第44章 お泊り・3日目
「わかっています。でも…だとしても、私は私である為にそれを捨てられない。
だって…見ていて、あまりにも…哀しいからっ;」ぽろっ
幼い私もまた、涙を流していた。
「ひっく;;;ぅぅっ;;」
「たとえ今までいなかったとしても、私がそれになります。
だから…一人で抱え込まなくていいんです。自ら一人になろうとしなくていい。
傷付けたくないからと、人を遠ざけなくていいんです。
お願いだから…私に縋って下さい。頼って下さいっ。
私にはもう、これ以上苦しんでいくあなたを到底見ていられません!」涙目
「わああああああああ;;;」ひしぃっ!!
その瞬間、幼いケイトは幼い私に抱き着いてきました。
何故怯えていたのかについて尋ねてみると、理由は至極単純なものでした。
ただ…その当時はまだ、力を完璧に身に付けていなかったし、制御などそれほどうまくもなかった。

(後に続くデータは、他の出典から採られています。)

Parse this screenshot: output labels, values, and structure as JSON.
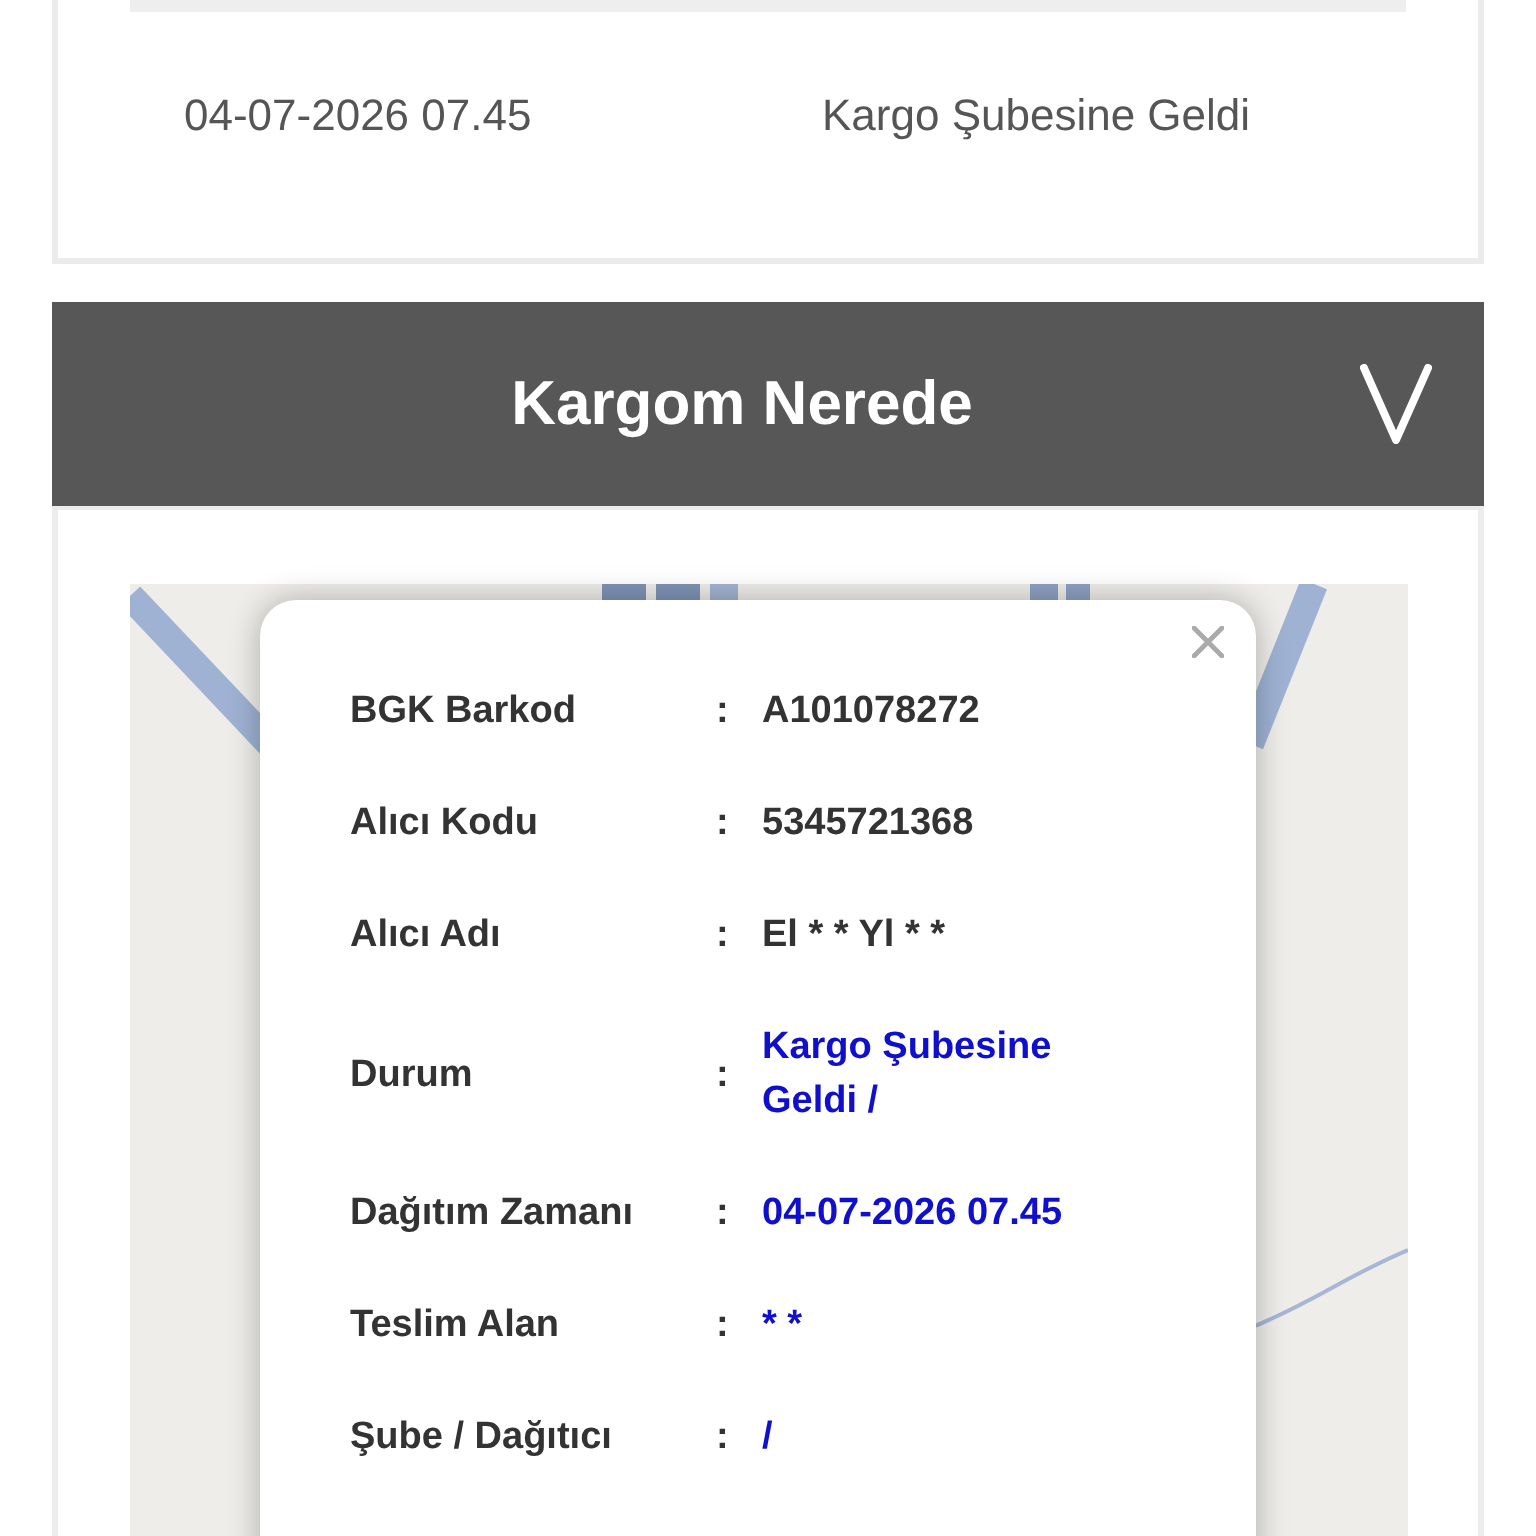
{
  "history": {
    "rows": [
      {
        "date": "04-07-2026 07.45",
        "status": "Kargo Şubesine Geldi"
      }
    ]
  },
  "tracking_section": {
    "title": "Kargom Nerede",
    "expanded": true,
    "popup": {
      "fields": [
        {
          "label": "BGK Barkod",
          "separator": ":",
          "value": "A101078272",
          "color": "#333333"
        },
        {
          "label": "Alıcı Kodu",
          "separator": ":",
          "value": "5345721368",
          "color": "#333333"
        },
        {
          "label": "Alıcı Adı",
          "separator": ":",
          "value": "El * * Yl * *",
          "color": "#333333"
        },
        {
          "label": "Durum",
          "separator": ":",
          "value": "Kargo Şubesine Geldi /",
          "color": "#0f0fcc"
        },
        {
          "label": "Dağıtım Zamanı",
          "separator": ":",
          "value": "04-07-2026 07.45",
          "color": "#0f0fcc"
        },
        {
          "label": "Teslim Alan",
          "separator": ":",
          "value": "* *",
          "color": "#0f0fcc"
        },
        {
          "label": "Şube / Dağıtıcı",
          "separator": ":",
          "value": "/",
          "color": "#0f0fcc"
        }
      ]
    }
  }
}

だからこそ、傷付けてしまうのではと余計に恐怖ばかりが増すだけだった。
抱き締め始めてから30分間が過ぎるまで必死に離そうとしても突き放せなかったのは…
傷付くのが怖かったから。
自分の起こした行動で、誰かが傷付くのがたまらなく嫌だった。
だから必死に逃げた。逃げて逃げて逃げ続けて、諦めるまで逃げ続けて、壁に追い詰められるまで逃げ続けて…

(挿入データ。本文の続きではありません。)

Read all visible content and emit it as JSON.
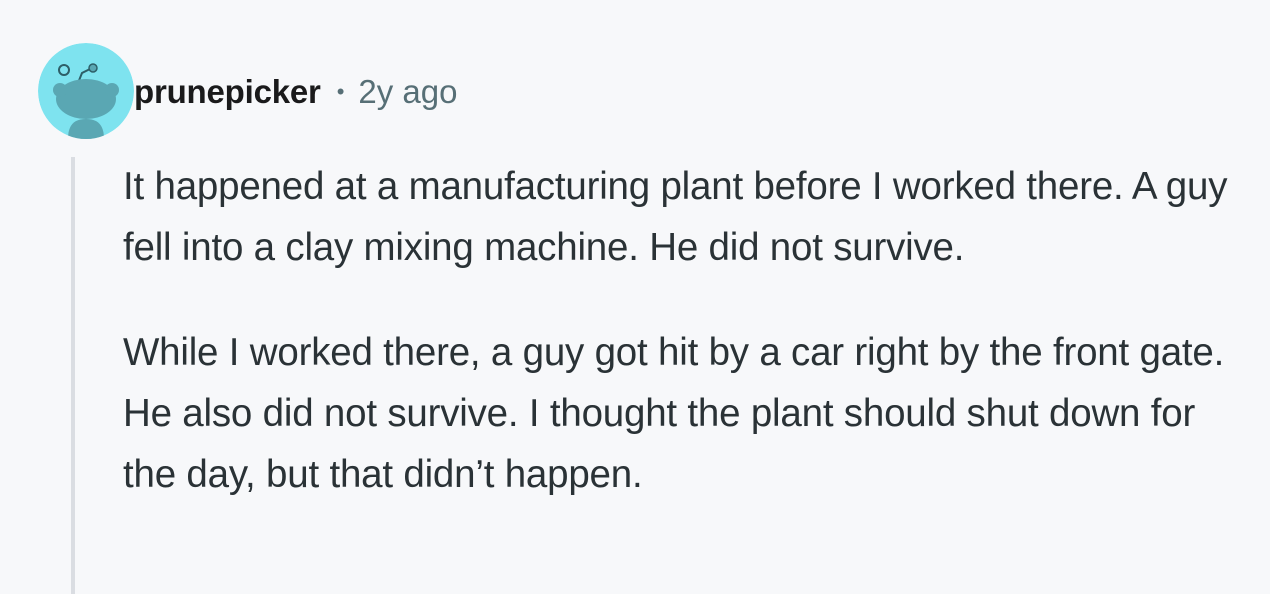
{
  "comment": {
    "author": {
      "username": "prunepicker",
      "avatar_icon": "snoo-avatar-icon",
      "avatar_color": "#7ee3ef"
    },
    "separator": "•",
    "timestamp": "2y ago",
    "paragraphs": [
      "It happened at a manufacturing plant before I worked there. A guy fell into a clay mixing machine. He did not survive.",
      "While I worked there, a guy got hit by a car right by the front gate. He also did not survive. I thought the plant should shut down for the day, but that didn’t happen."
    ]
  }
}
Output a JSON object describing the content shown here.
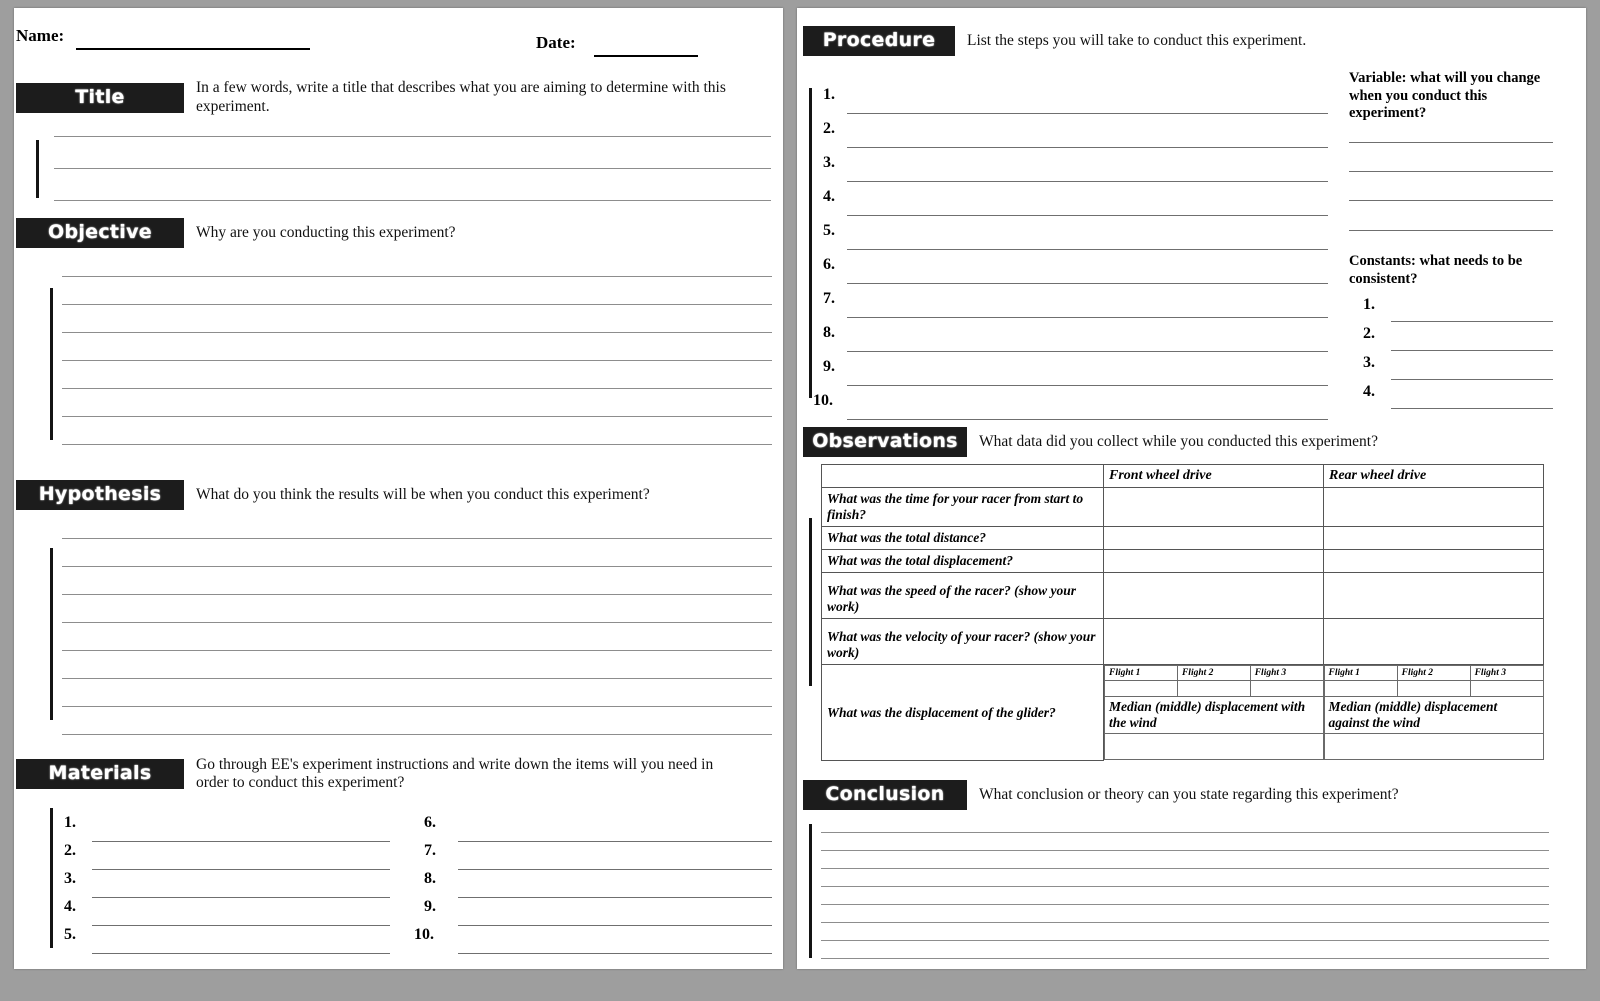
{
  "header": {
    "name_label": "Name:",
    "date_label": "Date:"
  },
  "left_page": {
    "title": {
      "label": "Title",
      "prompt": "In a few words, write a title that describes what you are aiming to determine with this experiment.",
      "line_count": 3
    },
    "objective": {
      "label": "Objective",
      "prompt": "Why are you conducting this experiment?",
      "line_count": 7
    },
    "hypothesis": {
      "label": "Hypothesis",
      "prompt": "What do you think the results will be when you conduct this experiment?",
      "line_count": 8
    },
    "materials": {
      "label": "Materials",
      "prompt": "Go through EE's experiment instructions and write down the items will you need in order to conduct this experiment?",
      "left_numbers": [
        "1.",
        "2.",
        "3.",
        "4.",
        "5."
      ],
      "right_numbers": [
        "6.",
        "7.",
        "8.",
        "9.",
        "10."
      ]
    }
  },
  "right_page": {
    "procedure": {
      "label": "Procedure",
      "prompt": "List the steps you will take to conduct this experiment.",
      "numbers": [
        "1.",
        "2.",
        "3.",
        "4.",
        "5.",
        "6.",
        "7.",
        "8.",
        "9.",
        "10."
      ]
    },
    "variable": {
      "question": "Variable: what will you change when you conduct this experiment?",
      "blank_line_count": 4
    },
    "constants": {
      "question": "Constants: what needs to be consistent?",
      "numbers": [
        "1.",
        "2.",
        "3.",
        "4."
      ]
    },
    "observations": {
      "label": "Observations",
      "prompt": "What data did you collect while you conducted this experiment?",
      "columns": [
        "",
        "Front wheel drive",
        "Rear wheel drive"
      ],
      "rows": [
        "What was the time for your racer from start to finish?",
        "What was the total distance?",
        "What was the total displacement?",
        "What was the speed of the racer? (show your work)",
        "What was the velocity of your racer? (show your work)"
      ],
      "glider_row": {
        "question": "What was the displacement of the glider?",
        "flight_headers": [
          "Flight 1",
          "Flight 2",
          "Flight 3"
        ],
        "median_with_wind": "Median (middle) displacement with the wind",
        "median_against_wind": "Median (middle) displacement against the wind"
      }
    },
    "conclusion": {
      "label": "Conclusion",
      "prompt": "What conclusion or theory can you state regarding this experiment?",
      "line_count": 8
    }
  }
}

そうすることで護ろうとしていたのだと、話を聞いた後になってようやく知りました。
対面することによる恐怖が無かったのは本当だとのこと。
それでも出会った当時は力加減を完璧に制御できていたからこそ、力の誤爆で傷付ける可能性など皆無だった。
それだけの鍛錬も積んでいたし、絶対の自信があった。
だからこそ余計に、私との出会いで恐怖を微塵も感じなかったこと自体とてつもなく衝撃的だったのだと言っていた。

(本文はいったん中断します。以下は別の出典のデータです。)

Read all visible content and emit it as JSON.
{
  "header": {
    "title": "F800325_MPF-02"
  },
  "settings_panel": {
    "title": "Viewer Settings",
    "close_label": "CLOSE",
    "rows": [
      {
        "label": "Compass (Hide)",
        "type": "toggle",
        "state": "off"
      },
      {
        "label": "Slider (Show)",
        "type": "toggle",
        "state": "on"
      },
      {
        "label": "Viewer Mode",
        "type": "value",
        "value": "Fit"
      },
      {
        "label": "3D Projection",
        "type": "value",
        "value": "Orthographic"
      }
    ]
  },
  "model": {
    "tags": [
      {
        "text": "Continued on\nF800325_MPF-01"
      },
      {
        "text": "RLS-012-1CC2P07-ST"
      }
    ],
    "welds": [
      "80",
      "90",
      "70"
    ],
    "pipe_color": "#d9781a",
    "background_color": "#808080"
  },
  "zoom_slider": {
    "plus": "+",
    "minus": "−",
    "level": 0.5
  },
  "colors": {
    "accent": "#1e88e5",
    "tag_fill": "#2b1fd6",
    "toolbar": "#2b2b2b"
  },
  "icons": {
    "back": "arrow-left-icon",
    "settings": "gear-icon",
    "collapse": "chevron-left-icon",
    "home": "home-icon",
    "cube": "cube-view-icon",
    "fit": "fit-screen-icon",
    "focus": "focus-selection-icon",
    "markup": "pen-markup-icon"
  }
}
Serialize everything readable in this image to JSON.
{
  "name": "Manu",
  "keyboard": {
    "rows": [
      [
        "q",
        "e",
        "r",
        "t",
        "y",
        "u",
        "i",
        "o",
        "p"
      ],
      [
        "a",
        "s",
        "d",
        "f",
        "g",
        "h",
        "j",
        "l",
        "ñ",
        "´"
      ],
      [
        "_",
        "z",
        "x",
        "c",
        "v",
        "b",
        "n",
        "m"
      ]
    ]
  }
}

涙ながらに抱き締め合う幼い私達を見ながら、私は隣に居るケイトを抱き締めました。
ケイトもまた回した腕に必死に抱き着いていて…その目には涙が止まらず溢れ出続けていた。
あの様子を見て、思う所でもあったのでしょう。野暮に尋ねることはしません。
言いたくなった時に聞くことにしましょう。
それから後…
程なくして、ヒースクリフのもとへ帰っていきました。
ヒースクリフが用意した空間…お婆様もお母様も生前である、私の家族がいる場所へ。